FRAMINGHAM (09/29/2003) - A recent survey of airline carriers shows that while the industry overall remains focused on cutting costs, investment in IT has increased slightly as operators recognize IT as critical to future profitability.

The Airline IT Trend Survey, the results of which were released last week, was conducted during the first half of 2003 and includes responses from 107 carriers. The respondents include airlines in the top 200 mainline carriers, as well as key players in cargo, charter and regional markets. The firth annual survey was conducted by SITA and Airline Business magazine.

Among the results, the survey shows that recovery for the airline industry will almost depend on IT to help companies cut costs. Lack of investment, scarcity of skilled people and a lack of board support are the top obstacles, consistently reported over several years. On the whole investment appears to have held firm, but actions have been taken to tighten control on expenditure with some projects being deferred. The optimism for increased budgets has gone as most respondents feel they will get the same or less in future.

More than 20 percent of respondents said they planned to spend 3 percent of their revenue on IT and telecommunications, and another 32 percent planned to spend just 2 percent. While spending plans are down, respondents agreed that not investing in IT is not an option. And as far as the type of IT projects to invest in, the IT function must help transform airlines -- improving operational efficiencies - with technology and processes. Airlines must change they way they handle IT, the survey says.

The survey shows airlines will continue to outsource airline specific applications; some 50 percent already do, and another 4 percent plan to in the next two years. Web hosting, network management and desktop management are also considered prime IT tasks for outsourcing. Also, 83 percent of the industry using application service providers for applications such as reservations, departure control/check-in and cargo reservations.
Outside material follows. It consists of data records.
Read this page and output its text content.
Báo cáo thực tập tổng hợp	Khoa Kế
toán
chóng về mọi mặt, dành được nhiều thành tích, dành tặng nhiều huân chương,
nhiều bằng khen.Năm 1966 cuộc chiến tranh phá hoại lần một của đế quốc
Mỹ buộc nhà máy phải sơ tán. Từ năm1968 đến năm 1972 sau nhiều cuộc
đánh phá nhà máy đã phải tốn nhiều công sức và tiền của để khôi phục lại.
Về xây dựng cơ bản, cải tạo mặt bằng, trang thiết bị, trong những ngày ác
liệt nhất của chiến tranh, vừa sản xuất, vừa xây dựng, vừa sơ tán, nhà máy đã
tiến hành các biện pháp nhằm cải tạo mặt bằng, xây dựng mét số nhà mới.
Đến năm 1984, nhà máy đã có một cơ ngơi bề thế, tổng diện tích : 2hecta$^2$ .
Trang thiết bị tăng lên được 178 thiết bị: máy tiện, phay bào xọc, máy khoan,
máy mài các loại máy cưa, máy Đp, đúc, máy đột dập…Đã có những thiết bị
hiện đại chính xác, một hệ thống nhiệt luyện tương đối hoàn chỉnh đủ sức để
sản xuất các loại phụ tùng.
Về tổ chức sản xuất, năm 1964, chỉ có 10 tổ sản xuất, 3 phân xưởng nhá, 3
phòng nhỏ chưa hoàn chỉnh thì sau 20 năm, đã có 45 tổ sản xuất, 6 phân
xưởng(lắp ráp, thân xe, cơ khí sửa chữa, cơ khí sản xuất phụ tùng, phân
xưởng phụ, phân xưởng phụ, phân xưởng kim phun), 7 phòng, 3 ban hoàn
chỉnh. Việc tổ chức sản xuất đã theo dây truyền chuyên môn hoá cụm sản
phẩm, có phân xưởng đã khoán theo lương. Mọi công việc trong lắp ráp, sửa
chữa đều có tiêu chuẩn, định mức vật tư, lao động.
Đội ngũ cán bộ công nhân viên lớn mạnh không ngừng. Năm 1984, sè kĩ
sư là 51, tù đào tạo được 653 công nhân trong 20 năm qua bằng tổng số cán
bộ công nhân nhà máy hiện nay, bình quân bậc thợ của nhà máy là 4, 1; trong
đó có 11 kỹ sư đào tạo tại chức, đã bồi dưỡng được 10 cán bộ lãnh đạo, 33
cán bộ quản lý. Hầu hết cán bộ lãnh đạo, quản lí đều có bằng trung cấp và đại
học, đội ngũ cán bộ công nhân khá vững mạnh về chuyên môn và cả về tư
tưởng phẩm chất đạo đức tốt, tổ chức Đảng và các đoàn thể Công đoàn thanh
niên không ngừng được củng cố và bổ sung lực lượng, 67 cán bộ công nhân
These areas, plus frequent flyer applications and revenue accounting, will most like grow in the next couple of years, the survey says.

More survey results show that:

- By the end of this year 25 percent of airlines will offer e-mail and 22 percent SMS services to passengers onboard their aircraft.

- More than 4,980 aircraft, about 43 percent of the world's commercial fleet, are flying with some form of In-Flight Entertainment (IFE), and approximately 3,300 aircraft have satellite communications ability.

-Direct ticket sales through airline branded Web sites have doubled in the last 12 months to be worth approximately $50 billion per year and account for around 10 percent of total airline ticket sales.